Lição 1: Epístola aos Colossenses

Cl e Ef são duas epístolas afins entre si, pois supõem a mesma problemática e a segunda parece ser a reedição ampliada e retocada da primeira. Estudemos cada qual de per si.

1.1. O fundo de cena geográfico

A cidade de Colossos ficava na Frigia, região montanhosa que, juntamente com Trôade, a Mísia, a Lídia e a Caria, constituía a província da Ásia pro consular. Em 133 a.C. os romanos adquiriram o domínio da região, por onde passava o rio Lico, banhando as cidades de Colossos (distante uns 200 km de Éfeso), Laodicéia e Hierápolis (distante de Colossos 16 e 20 km respectivamente). Colossos era originariamente notável centro comercial, que foi ofuscado por Laodicéia.

Os povos da Ásia Menor, especialmente os da Frigia, eram inteligentes e dotados de propensão filosófica; entregavam-se a indagações sobre o mundo e a natureza assim como ao estudo da religião. Entre os pensadores filhos da região, podem-se mencionar os filósofos jônicos e Heráclito; os cultos religiosos tinham seus rituais exuberantes e violentos, como os da deusa Cibelis e do deus Atis.

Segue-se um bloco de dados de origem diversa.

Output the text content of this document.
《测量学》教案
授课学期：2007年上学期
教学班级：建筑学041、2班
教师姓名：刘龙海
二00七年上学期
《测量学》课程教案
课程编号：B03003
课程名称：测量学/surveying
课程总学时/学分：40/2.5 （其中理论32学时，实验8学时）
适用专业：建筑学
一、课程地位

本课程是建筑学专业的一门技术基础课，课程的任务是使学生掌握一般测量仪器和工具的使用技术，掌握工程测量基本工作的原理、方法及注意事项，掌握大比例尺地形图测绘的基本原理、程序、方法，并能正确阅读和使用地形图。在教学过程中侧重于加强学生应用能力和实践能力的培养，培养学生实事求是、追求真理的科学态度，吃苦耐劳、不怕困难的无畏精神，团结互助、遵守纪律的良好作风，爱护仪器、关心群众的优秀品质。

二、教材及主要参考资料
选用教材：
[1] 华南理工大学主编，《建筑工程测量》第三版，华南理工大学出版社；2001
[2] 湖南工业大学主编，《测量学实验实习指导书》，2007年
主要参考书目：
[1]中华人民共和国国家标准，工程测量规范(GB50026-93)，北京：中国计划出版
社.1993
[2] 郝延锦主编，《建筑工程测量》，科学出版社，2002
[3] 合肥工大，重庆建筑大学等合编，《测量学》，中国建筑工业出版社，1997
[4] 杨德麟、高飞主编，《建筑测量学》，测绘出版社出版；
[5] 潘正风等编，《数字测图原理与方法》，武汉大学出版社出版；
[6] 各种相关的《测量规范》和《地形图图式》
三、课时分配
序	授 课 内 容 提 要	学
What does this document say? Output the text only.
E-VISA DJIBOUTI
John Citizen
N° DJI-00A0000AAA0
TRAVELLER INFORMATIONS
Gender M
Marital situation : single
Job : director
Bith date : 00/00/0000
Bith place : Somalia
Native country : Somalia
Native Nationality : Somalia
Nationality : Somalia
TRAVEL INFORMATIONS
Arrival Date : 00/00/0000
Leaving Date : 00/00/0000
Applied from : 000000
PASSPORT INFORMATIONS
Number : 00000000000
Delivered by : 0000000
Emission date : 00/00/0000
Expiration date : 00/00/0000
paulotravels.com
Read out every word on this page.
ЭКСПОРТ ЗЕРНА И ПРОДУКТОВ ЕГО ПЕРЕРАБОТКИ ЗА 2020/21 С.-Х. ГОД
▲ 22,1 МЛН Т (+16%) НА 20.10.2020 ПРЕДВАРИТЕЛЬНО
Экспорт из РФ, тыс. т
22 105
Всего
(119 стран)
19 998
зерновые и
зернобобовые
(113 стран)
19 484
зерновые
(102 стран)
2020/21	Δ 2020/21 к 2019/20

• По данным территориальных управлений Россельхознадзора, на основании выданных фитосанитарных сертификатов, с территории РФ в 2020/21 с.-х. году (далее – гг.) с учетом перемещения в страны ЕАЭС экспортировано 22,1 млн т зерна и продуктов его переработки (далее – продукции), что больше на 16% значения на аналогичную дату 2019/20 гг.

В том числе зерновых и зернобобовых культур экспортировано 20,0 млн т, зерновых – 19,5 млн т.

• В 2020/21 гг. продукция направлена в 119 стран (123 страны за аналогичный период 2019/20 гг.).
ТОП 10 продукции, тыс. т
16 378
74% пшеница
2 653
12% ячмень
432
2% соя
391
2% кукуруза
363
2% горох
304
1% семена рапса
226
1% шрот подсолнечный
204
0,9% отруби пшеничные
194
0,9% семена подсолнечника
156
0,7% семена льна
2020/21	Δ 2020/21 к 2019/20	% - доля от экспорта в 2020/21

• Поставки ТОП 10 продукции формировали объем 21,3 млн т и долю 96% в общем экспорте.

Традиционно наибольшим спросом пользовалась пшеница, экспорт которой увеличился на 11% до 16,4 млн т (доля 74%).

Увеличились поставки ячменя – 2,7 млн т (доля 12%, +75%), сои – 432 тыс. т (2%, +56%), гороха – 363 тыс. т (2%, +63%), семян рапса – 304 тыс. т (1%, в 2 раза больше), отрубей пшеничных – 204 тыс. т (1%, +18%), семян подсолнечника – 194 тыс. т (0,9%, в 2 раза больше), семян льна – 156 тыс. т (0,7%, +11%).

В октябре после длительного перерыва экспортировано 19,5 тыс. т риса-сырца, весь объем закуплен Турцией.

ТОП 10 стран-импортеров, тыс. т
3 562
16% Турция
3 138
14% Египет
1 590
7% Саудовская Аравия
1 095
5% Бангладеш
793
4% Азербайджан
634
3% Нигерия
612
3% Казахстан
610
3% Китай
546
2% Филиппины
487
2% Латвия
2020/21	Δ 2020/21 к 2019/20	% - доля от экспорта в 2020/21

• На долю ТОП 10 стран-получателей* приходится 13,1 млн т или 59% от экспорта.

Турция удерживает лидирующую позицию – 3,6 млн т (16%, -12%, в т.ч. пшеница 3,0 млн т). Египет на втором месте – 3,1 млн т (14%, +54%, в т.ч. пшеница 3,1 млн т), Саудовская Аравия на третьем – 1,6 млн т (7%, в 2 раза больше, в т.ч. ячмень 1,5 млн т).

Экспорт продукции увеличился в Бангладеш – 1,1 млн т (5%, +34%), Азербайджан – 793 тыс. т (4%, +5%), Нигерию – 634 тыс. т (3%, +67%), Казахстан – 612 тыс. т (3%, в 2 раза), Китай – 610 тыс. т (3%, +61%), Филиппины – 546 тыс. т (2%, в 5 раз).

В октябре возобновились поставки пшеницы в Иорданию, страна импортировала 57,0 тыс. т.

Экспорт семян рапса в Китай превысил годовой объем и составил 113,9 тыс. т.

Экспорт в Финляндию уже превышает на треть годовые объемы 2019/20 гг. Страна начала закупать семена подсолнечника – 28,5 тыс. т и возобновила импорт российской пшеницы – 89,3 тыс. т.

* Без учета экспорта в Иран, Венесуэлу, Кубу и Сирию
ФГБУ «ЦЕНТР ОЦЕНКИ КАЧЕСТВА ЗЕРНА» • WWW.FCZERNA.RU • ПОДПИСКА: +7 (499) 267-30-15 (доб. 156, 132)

1.2. O fundo de cena cristão

Sabemos que Paulo por duas vezes evangelizou a Frigia: por ocasião da segunda viagem missionária (cf. At 16,6) e no fim da terceira expedição (cf. At 18,23). Todavia a comunidade cristã de Colossos foi fundada sem a intervenção direta de Paulo, como atesta a própria carta aos Colossenses (2,1: não conheciam Paulo pessoalmente). A sua origem se deve à prolongada permanência do
Apóstolo em Éfeso nos anos de 54-57, tempo durante o qual “todos os habitantes da Ásia, judeus e gregos, puderam ouvir a Palavra do Senhor” (At 19,10). Entre esses ouvintes, estavam certamente Epafrás (Cl 1,7) e Filemon (Fm 1), cidadãos colossenses, que, convertidos em Éfeso, se encarregaram de fundar a comunidade cristã de sua cidade; de modo especial, Epafrás parece ter sido o grande arauto da Palavra nas cidades de Colossos, Laodicéia e Hierápolis (cf. Cl 4,12-14).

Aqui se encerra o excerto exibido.